Typically, when a container is started to process HDFS data blocks, applications apply for containers from nodes that store three copies of the data block, or a node in the rack that stores the copies. If the application fails, apply for any node in the cluster.

The Yarn application can apply for resources at any time. For example, all requests can be made initially, or requests can be made in a more dynamic manner when more resources are needed to meet changing application needs.

Spark uses the first method to start a fixed number of actuators on a cluster. MapReduce, on the other hand, applies for map task containers at the beginning and starts Reduce task containers at the later stage. Also, if any task fails, another container is requested to rerun the failed task.

2.2 Application life

Life cycle of Yarn Applications Applications can be classified based on the mapping between applications and jobs run by users. In the simplest model, one user job corresponds to one application, which is the same method adopted by MapReduce.

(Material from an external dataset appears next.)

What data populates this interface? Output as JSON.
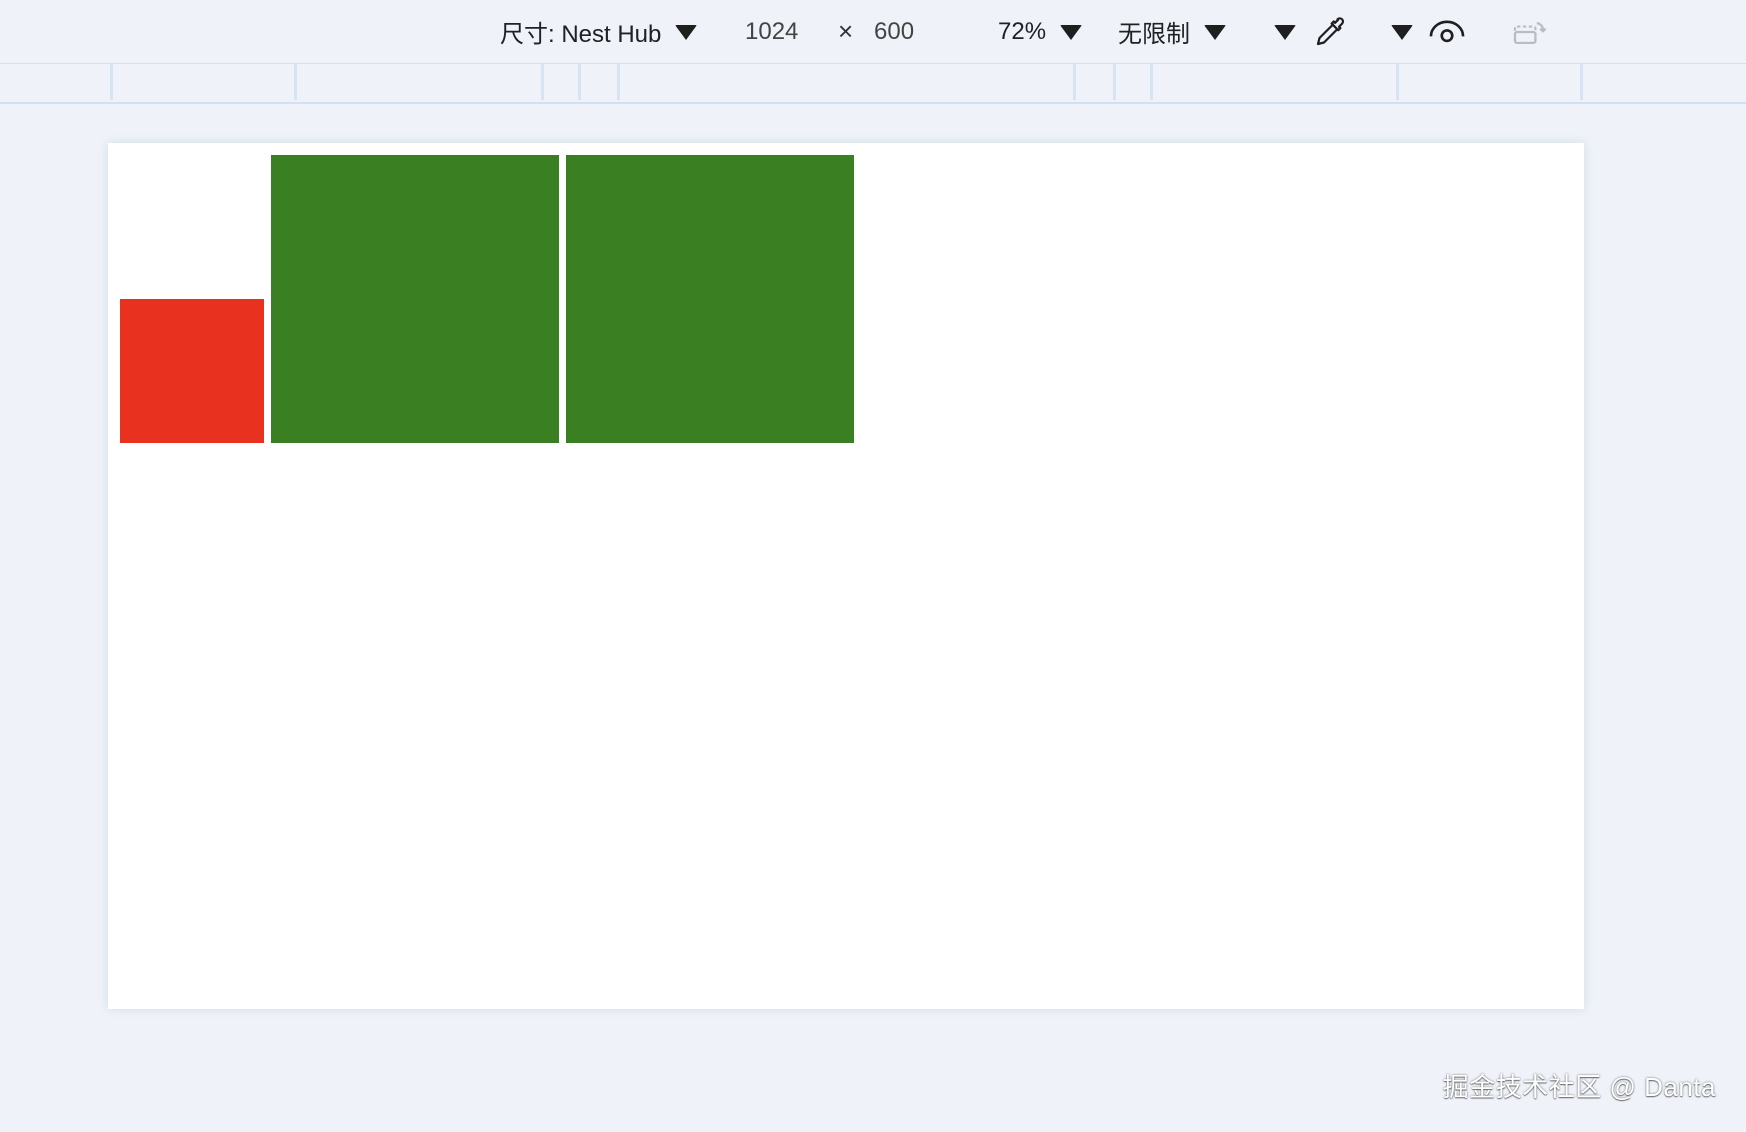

The second model is one application for each workflow or user conversation of a job. This approach is more efficient than the first case because the container can be reused between jobs, and it is possible to cache intermediate data between jobs. Spark uses this model.

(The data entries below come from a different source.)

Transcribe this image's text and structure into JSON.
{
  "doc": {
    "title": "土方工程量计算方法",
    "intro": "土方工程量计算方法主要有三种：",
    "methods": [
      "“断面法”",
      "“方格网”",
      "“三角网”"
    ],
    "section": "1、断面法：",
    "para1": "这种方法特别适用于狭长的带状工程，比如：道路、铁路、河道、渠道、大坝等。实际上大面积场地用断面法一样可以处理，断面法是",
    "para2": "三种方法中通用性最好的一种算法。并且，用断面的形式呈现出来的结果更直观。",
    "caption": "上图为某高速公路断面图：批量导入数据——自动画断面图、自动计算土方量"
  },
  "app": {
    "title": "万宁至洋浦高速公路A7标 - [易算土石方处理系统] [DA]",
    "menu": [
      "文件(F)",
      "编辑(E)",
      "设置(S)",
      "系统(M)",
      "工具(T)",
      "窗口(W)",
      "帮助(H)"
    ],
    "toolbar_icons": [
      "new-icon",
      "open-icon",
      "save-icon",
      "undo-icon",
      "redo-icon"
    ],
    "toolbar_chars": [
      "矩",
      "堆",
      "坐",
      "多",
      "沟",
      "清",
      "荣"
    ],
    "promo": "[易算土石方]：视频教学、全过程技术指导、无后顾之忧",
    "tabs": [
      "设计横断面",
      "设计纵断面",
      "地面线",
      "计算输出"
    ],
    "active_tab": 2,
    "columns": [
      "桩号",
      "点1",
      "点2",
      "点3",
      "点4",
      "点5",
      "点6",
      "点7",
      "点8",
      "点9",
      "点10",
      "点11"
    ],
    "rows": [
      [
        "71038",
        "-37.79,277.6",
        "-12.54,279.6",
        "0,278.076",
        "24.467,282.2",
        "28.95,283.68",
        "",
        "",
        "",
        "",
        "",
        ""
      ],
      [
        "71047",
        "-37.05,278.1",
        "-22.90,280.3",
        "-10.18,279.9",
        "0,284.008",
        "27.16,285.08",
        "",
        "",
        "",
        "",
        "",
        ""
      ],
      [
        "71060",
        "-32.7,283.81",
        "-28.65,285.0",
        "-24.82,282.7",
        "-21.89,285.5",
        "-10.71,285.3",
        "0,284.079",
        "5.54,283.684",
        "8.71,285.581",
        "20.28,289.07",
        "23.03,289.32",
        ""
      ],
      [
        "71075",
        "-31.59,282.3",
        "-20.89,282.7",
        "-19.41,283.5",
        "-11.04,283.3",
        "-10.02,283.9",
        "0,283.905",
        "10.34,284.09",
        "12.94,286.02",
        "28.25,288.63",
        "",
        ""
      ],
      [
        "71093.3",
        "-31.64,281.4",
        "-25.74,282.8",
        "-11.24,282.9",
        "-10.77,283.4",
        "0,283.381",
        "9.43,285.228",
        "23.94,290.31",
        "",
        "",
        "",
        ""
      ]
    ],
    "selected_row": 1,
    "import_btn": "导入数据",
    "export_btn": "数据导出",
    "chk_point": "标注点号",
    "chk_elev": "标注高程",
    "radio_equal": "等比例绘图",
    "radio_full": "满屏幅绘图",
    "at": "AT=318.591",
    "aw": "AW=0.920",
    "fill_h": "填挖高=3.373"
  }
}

The third model is one in which multiple users share a long-running application. The application usually operates as a coordinator. Because you avoid the overhead of starting a new Application Master, an alway open Application Master means that users will get very low latency query responses.

3 Yarn resource scheduling

Ideally, resource requests made by Yarn applications should be fulfilled immediately. In reality, however, resources are limited, and on a busy cluster, an application often has to wait several times to get the required resources. The job of the Yarn scheduler is to allocate resources to applications based on a defined policy.

3.1 Scheduling Options

Three types of schedulers are available in Yarn: FIFO Scheduler, Capacity Scheduler, and Fair Scheduler. The FIFO scheduler places applications in a queue and runs them in the order they are submitted (first-in, first-out). Resources are allocated to the request of the first application in the queue. After the request of the first application is satisfied, the next application in the queue is served in turn.

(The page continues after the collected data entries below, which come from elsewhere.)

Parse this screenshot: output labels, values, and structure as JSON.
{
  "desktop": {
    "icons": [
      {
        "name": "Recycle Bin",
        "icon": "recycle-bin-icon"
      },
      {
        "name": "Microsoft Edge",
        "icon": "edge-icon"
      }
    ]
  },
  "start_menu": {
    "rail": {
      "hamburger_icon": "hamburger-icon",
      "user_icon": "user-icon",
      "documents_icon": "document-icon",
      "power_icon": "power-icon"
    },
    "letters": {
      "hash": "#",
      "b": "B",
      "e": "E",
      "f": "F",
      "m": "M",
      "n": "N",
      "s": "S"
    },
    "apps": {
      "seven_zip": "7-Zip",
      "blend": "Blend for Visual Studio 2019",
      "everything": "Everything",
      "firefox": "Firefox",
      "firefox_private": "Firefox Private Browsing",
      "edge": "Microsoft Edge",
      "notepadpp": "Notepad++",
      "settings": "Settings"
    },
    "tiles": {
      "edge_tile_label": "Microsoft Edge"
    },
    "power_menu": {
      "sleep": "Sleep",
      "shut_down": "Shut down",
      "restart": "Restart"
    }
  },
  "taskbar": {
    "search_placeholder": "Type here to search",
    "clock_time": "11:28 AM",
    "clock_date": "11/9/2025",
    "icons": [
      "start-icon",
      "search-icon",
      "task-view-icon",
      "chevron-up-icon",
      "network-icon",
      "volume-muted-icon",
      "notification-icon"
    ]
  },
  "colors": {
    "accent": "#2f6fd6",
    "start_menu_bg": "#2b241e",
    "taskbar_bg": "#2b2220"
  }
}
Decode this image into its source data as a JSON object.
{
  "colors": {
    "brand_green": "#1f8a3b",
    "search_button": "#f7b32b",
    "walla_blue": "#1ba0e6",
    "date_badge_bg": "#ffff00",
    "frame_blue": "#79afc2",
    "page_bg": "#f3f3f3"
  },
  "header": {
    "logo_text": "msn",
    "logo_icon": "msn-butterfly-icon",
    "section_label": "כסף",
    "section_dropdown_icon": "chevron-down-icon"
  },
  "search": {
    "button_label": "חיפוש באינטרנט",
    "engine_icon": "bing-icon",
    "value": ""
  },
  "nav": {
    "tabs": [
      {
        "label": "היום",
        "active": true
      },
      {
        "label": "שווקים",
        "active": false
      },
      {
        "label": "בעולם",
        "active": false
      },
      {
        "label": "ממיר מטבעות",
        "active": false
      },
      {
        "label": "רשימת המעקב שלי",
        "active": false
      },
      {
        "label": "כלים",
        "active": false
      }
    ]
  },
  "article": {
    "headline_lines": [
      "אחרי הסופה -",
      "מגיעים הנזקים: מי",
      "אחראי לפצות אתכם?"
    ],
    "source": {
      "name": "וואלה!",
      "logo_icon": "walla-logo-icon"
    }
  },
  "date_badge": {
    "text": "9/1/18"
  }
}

The FIFO scheduler has the advantage of being straightforward and requiring no configuration, but is not suitable for shared clusters. Large applications consume all the resources in the cluster, so each application must wait until it is its turn to run. In a shared cluster, a capacity or fairness scheduler is more suitable. Both schedulers allow long-running jobs to complete in a timely manner, while also allowing users running smaller AD hoc queries to return results in a reasonable amount of time.

The following figure illustrates the differences between schedulers. When using the FIFO scheduler (I), small jobs are blocked until the big job completes. With the capacity scheduler (II), a separate dedicated queue guarantees that small jobs can be started as soon as they are committed, and since queue capacity is reserved for jobs in that queue, this strategy comes at the expense of overall cluster utilization. This means that large jobs take longer to execute than with a FIFO scheduler. With the fair scheduler (III), there is no need to set aside a certain amount of resources because the scheduler equalizes resources between all running jobs in the winter, and when the first (large) job starts, it is the only job running and therefore gets all the resources in the cluster. When the second (small) job is started, it is allocated half of the cluster’s resources so that each job shares the resources equally.

Note that starting from the second job must wait for the container used by the first job to run out and release resources. When the small job ends and no more resources are requested, the large job will go back and use all of the cluster resources again. The end result is: high cluster utilization, but also to ensure that small jobs can be completed in time.